Woofer (When I Consider the African-American)
When I consider the much discussed dilemma
of the African-American, I think not of the diasporic
middle passing, unchained, juke, jock, and jiving
sons and daughters of what sleek dashikied poets
and tether fisted Nationalists commonly call Mother
Africa, but of an ex-girlfriend who was the child
of a black-skinned Ghanaian beauty and Jewish-
American, globetrotting ethnomusicologist.
I forgot all my father’s warnings about meeting women
at bus stops (which is the way he met my mother)
when I met her waiting for the rush hour bus in October
because I have always been a sucker for deep blue denim
and Afros and because she spoke so slowly
when she asked the time. I wrote my phone number
in the back of the book of poems I had and said
something like “You can return it when I see you again”

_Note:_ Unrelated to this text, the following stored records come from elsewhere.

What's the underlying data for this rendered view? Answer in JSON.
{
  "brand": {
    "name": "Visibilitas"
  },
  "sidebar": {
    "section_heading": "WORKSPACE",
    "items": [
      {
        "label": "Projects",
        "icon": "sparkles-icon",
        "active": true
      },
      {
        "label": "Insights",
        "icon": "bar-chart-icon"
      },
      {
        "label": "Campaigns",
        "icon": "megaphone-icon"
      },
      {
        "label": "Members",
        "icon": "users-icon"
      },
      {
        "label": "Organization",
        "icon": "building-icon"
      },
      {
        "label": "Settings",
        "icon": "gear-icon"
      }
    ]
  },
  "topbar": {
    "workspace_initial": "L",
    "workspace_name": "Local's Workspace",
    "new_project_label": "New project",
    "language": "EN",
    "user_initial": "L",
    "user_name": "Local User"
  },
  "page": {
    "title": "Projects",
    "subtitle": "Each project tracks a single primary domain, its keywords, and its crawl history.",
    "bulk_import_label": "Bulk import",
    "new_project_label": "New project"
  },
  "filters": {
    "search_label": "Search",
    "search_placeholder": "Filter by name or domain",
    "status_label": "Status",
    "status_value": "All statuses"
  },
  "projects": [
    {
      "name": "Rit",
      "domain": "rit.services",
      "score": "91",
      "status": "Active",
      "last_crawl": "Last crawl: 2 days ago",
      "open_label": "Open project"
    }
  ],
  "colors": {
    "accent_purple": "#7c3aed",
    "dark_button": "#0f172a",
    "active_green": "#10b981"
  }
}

which has to be one of my top two or three best
pickup lines ever. If you have ever gotten lucky
on a first date you can guess what followed: her smile
twizzling above a tight black v-neck sweater, chatter
on my velvet couch and then the two of us wearing nothing
but shoes. When I think of African-American rituals
of love, I think not of young, made-up unwed mothers
who seek warmth in the arms of any brother
with arms because they never knew their fathers
(though that could describe my mother), but of that girl
and me in the basement of her father’s four story Victorian
making love among the fresh blood and axe
and chicken feathers left after the Thanksgiving slaughter
executed by a 3-D witchdoctor houseguest (his face
was starred by tribal markings) and her ruddy American
poppa while drums drummed upstairs from his hi-fi woofers
because that’s the closest I’ve ever come to anything
remotely ritualistic or African, for that matter.
We were quiet enough to hear their chatter
between the drums and the scraping of their chairs
at the table above us and the footsteps of anyone
approaching the basement door and it made
our business sweeter, though I’ll admit I wondered
if I’d be cursed for making love under her father’s nose
or if the witchdoctor would sense us and then cast a spell.
I have been cursed, broken hearted, stunned, frightened
and bewildered, but when I consider the African-American
I think not of the tek nines of my generation deployed
by madness or that we were assigned some lousy fate
when God prescribed job titles at the beginning of Time
or that we were too dumb to run the other way
when we saw the wide white sails of the ships
since given the absurd history of the world, everyone
is a descendant of slaves (which makes me wonder
if outrunning your captors is not the real meaning of Race?).
I think of the girl’s bark colored, bi-continental nipples
when I consider the African-American.
I think of a string of people connected one to another
and including the two of us there in the basement
linked by a hyphen filled with blood;
linked by a blood filled baton in one great historical relay.